Mallory masih sibuk dengan pikirannya tentang jumlah vampir yang berjalan di sekitarnya, yang mungkin belum terlihat sampai sekarang. Itu berlangsung sampai perhatiannya tiba-tiba tertuju pada Hadeon. Jari-jarinya yang ramping mulai membuka kancing bajunya.

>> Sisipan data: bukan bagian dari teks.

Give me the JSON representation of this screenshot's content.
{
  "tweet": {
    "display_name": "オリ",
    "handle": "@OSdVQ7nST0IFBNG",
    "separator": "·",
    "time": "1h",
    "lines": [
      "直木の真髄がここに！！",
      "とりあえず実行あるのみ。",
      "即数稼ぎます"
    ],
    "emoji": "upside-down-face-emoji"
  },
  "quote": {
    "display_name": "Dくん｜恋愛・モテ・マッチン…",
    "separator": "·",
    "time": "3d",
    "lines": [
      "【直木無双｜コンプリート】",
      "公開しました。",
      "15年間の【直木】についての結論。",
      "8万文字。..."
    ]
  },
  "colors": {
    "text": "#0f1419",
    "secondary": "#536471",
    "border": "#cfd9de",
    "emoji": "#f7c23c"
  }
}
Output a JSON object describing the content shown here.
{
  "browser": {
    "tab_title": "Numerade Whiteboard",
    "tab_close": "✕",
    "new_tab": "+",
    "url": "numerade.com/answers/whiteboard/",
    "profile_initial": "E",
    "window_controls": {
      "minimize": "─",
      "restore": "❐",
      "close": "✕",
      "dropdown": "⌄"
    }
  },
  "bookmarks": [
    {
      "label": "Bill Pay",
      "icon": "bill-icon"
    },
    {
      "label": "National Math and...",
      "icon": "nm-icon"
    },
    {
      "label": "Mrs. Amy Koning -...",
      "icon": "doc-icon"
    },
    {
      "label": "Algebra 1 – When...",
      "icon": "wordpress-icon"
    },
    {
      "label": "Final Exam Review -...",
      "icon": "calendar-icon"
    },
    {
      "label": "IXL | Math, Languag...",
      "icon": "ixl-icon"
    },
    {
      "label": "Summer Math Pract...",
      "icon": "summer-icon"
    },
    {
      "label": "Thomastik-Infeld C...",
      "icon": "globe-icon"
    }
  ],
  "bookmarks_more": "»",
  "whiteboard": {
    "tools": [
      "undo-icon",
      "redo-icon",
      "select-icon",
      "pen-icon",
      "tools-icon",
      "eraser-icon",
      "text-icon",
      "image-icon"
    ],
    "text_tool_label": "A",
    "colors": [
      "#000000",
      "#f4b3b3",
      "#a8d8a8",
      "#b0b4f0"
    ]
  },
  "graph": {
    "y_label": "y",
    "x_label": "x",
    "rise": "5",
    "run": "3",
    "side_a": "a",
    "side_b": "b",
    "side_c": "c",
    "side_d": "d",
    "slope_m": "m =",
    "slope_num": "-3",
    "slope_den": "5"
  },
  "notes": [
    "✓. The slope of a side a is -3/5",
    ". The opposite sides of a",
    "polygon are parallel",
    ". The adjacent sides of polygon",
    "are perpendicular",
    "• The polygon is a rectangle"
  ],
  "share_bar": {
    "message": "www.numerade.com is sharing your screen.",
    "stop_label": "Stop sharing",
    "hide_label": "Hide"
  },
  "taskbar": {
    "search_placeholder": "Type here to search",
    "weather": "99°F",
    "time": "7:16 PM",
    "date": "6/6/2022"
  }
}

Napasnya tertahan di tenggorokannya saat dia melepas bajunya, memamerkan kontur bahu lebar dan otot yang terdefinisi dengan baik, di mana bagian atas tubuhnya menyempit ke celananya. Lengannya berotot, dan bertato, tapi satu saat ada, lalu menghilang. Dengan mata keemasannya menatapnya seperti elang dan rambutnya tersebar di bahunya, pria itu mengeluarkan maskulinitas mentah.

"Apakah Anda menunggu untuk memandikan saya dengan air panas atau..." Hadeon mengejeknya, menjatuhkan baju itu ke tanah yang dia seimbangkan dengan satu jarinya.